Part III Inferential Statistics
We are now ready to make (some) inferences about the real world based on data — this subject is called inferential statistics. We have seen how to display and interpret 1- and 2-variable data. We have seen how to design experiments, particularly experiments whose results might tell us something about cause and effect in the real world. We even have some principles to help us do such experimentation ethically, should our subjects be human beings. Our experimental design principles use randomness (to avoid bias), and we have even studied the basics of probability theory, which will allow us to draw the best possible conclusions in the presence of randomness.
What remains to do in this part is to start putting the pieces together. In particular, we shall be interested in drawing the best possible conclusions about some population parameter of interest, based on data from a sample. Since we know always to seek simple random samples (again, to avoid bias), our inferences will never be completely sure, instead they will be built on (a little bit of) probability theory.

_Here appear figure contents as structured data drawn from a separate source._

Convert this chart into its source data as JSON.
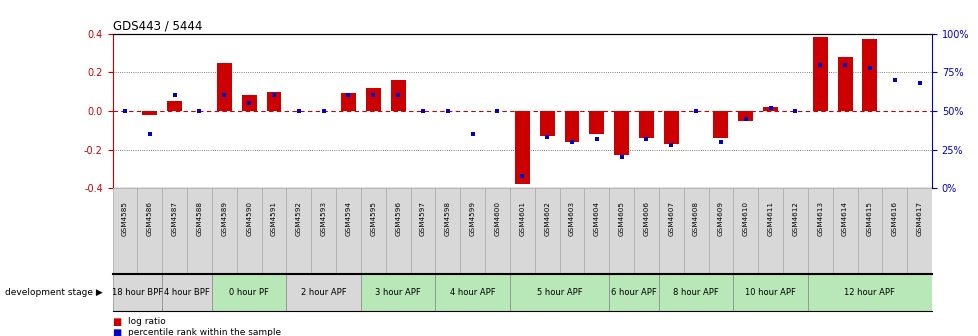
{
  "title": "GDS443 / 5444",
  "samples": [
    "GSM4585",
    "GSM4586",
    "GSM4587",
    "GSM4588",
    "GSM4589",
    "GSM4590",
    "GSM4591",
    "GSM4592",
    "GSM4593",
    "GSM4594",
    "GSM4595",
    "GSM4596",
    "GSM4597",
    "GSM4598",
    "GSM4599",
    "GSM4600",
    "GSM4601",
    "GSM4602",
    "GSM4603",
    "GSM4604",
    "GSM4605",
    "GSM4606",
    "GSM4607",
    "GSM4608",
    "GSM4609",
    "GSM4610",
    "GSM4611",
    "GSM4612",
    "GSM4613",
    "GSM4614",
    "GSM4615",
    "GSM4616",
    "GSM4617"
  ],
  "log_ratio": [
    0.0,
    -0.02,
    0.05,
    0.0,
    0.25,
    0.08,
    0.1,
    0.0,
    0.0,
    0.09,
    0.12,
    0.16,
    0.0,
    0.0,
    0.0,
    0.0,
    -0.38,
    -0.13,
    -0.16,
    -0.12,
    -0.23,
    -0.14,
    -0.17,
    0.0,
    -0.14,
    -0.05,
    0.02,
    0.0,
    0.38,
    0.28,
    0.37,
    0.0,
    0.0
  ],
  "percentile": [
    50,
    35,
    60,
    50,
    60,
    55,
    60,
    50,
    50,
    60,
    60,
    60,
    50,
    50,
    35,
    50,
    8,
    33,
    30,
    32,
    20,
    32,
    28,
    50,
    30,
    45,
    52,
    50,
    80,
    80,
    78,
    70,
    68
  ],
  "stages": [
    {
      "label": "18 hour BPF",
      "start": 0,
      "end": 2,
      "color": "#d8d8d8"
    },
    {
      "label": "4 hour BPF",
      "start": 2,
      "end": 4,
      "color": "#d8d8d8"
    },
    {
      "label": "0 hour PF",
      "start": 4,
      "end": 7,
      "color": "#b8e8b8"
    },
    {
      "label": "2 hour APF",
      "start": 7,
      "end": 10,
      "color": "#d8d8d8"
    },
    {
      "label": "3 hour APF",
      "start": 10,
      "end": 13,
      "color": "#b8e8b8"
    },
    {
      "label": "4 hour APF",
      "start": 13,
      "end": 16,
      "color": "#b8e8b8"
    },
    {
      "label": "5 hour APF",
      "start": 16,
      "end": 20,
      "color": "#b8e8b8"
    },
    {
      "label": "6 hour APF",
      "start": 20,
      "end": 22,
      "color": "#b8e8b8"
    },
    {
      "label": "8 hour APF",
      "start": 22,
      "end": 25,
      "color": "#b8e8b8"
    },
    {
      "label": "10 hour APF",
      "start": 25,
      "end": 28,
      "color": "#b8e8b8"
    },
    {
      "label": "12 hour APF",
      "start": 28,
      "end": 33,
      "color": "#b8e8b8"
    }
  ],
  "ylim": [
    -0.4,
    0.4
  ],
  "yticks_left": [
    -0.4,
    -0.2,
    0.0,
    0.2,
    0.4
  ],
  "yticks_right_pct": [
    0,
    25,
    50,
    75,
    100
  ],
  "bar_color": "#cc0000",
  "dot_color": "#0000cc",
  "zero_line_color": "#cc0000",
  "dotted_line_color": "#555555",
  "bg_color": "#ffffff",
  "label_bg": "#d8d8d8"
}
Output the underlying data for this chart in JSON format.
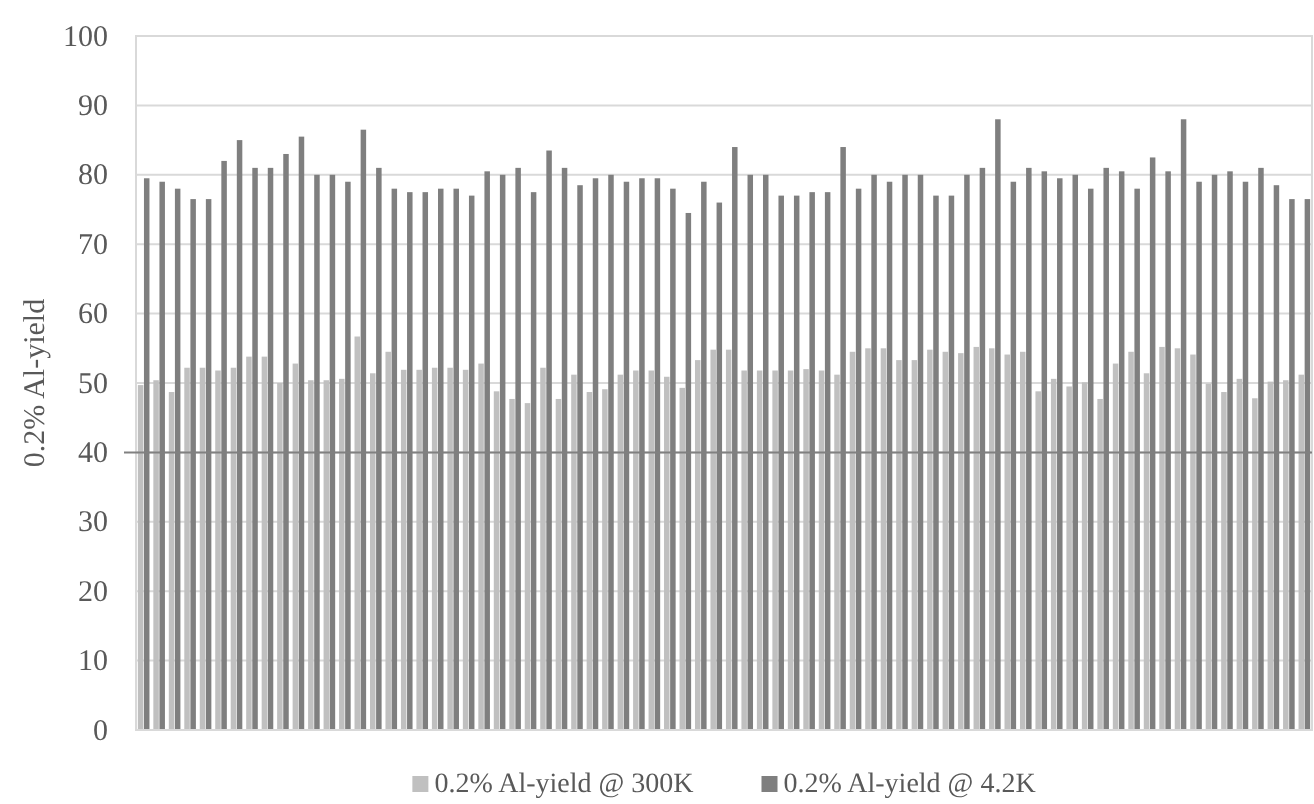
{
  "chart_data": {
    "type": "bar",
    "ylabel": "0.2% Al-yield",
    "categories": [
      null,
      null,
      null,
      null,
      null,
      null,
      null,
      null,
      null,
      null,
      null,
      null,
      null,
      null,
      null,
      null,
      null,
      null,
      null,
      null,
      null,
      null,
      null,
      null,
      null,
      null,
      null,
      null,
      null,
      null,
      null,
      null,
      null,
      null,
      null,
      null,
      null,
      null,
      null,
      null,
      null,
      null,
      null,
      null,
      null,
      null,
      null,
      null,
      null,
      null,
      null,
      null,
      null,
      null,
      null,
      null,
      null,
      null,
      null,
      null,
      null,
      null,
      null,
      null,
      null,
      null,
      null,
      null,
      null,
      null,
      null,
      null,
      null,
      null,
      null,
      null
    ],
    "series": [
      {
        "name": "0.2% Al-yield @ 300K",
        "color": "#c0c0c0",
        "values": [
          49.7,
          50.4,
          48.7,
          52.2,
          52.2,
          51.8,
          52.2,
          53.8,
          53.8,
          50.0,
          52.8,
          50.4,
          50.4,
          50.6,
          56.7,
          51.4,
          54.5,
          51.9,
          51.9,
          52.2,
          52.2,
          51.9,
          52.8,
          48.8,
          47.7,
          47.1,
          52.2,
          47.7,
          51.2,
          48.7,
          49.1,
          51.2,
          51.8,
          51.8,
          50.9,
          49.3,
          53.3,
          54.8,
          54.8,
          51.8,
          51.8,
          51.8,
          51.8,
          52.0,
          51.8,
          51.2,
          54.5,
          55.0,
          55.0,
          53.3,
          53.3,
          54.8,
          54.5,
          54.3,
          55.2,
          55.0,
          54.1,
          54.5,
          48.8,
          50.6,
          49.5,
          50.1,
          47.7,
          52.8,
          54.5,
          51.4,
          55.2,
          55.0,
          54.1,
          49.9,
          48.7,
          50.6,
          47.8,
          50.2,
          50.4,
          51.2
        ]
      },
      {
        "name": "0.2% Al-yield @ 4.2K",
        "color": "#7f7f7f",
        "values": [
          79.5,
          79,
          78,
          76.5,
          76.5,
          82,
          85,
          81,
          81,
          83,
          85.5,
          80,
          80,
          79,
          86.5,
          81,
          78,
          77.5,
          77.5,
          78,
          78,
          77,
          80.5,
          80,
          81,
          77.5,
          83.5,
          81,
          78.5,
          79.5,
          80,
          79,
          79.5,
          79.5,
          78,
          74.5,
          79,
          76,
          84,
          80,
          80,
          77,
          77,
          77.5,
          77.5,
          84,
          78,
          80,
          79,
          80,
          80,
          77,
          77,
          80,
          81,
          88,
          79,
          81,
          80.5,
          79.5,
          80,
          78,
          81,
          80.5,
          78,
          82.5,
          80.5,
          88,
          79,
          80,
          80.5,
          79,
          81,
          78.5,
          76.5,
          76.5
        ]
      }
    ],
    "ylim": [
      0,
      100
    ],
    "yticks": [
      0,
      10,
      20,
      30,
      40,
      50,
      60,
      70,
      80,
      90,
      100
    ],
    "grid": "y",
    "legend": "bottom",
    "ref_lines": [
      {
        "axis": "y",
        "value": 40,
        "color": "#808080"
      }
    ]
  }
}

The basic tools we describe for this inferential statistics are the confidence interval and the hypothesis test (also called test of significance). In the first chapter of this Part, we start with the easiest cases of these tools, when they are applied to inferences about the population mean of a quantitative RV. Before we do that, we have to discuss the Central Limit Theorem [CLT], which is both crucial to those tools and one of the most powerful and subtle theorems of statistics.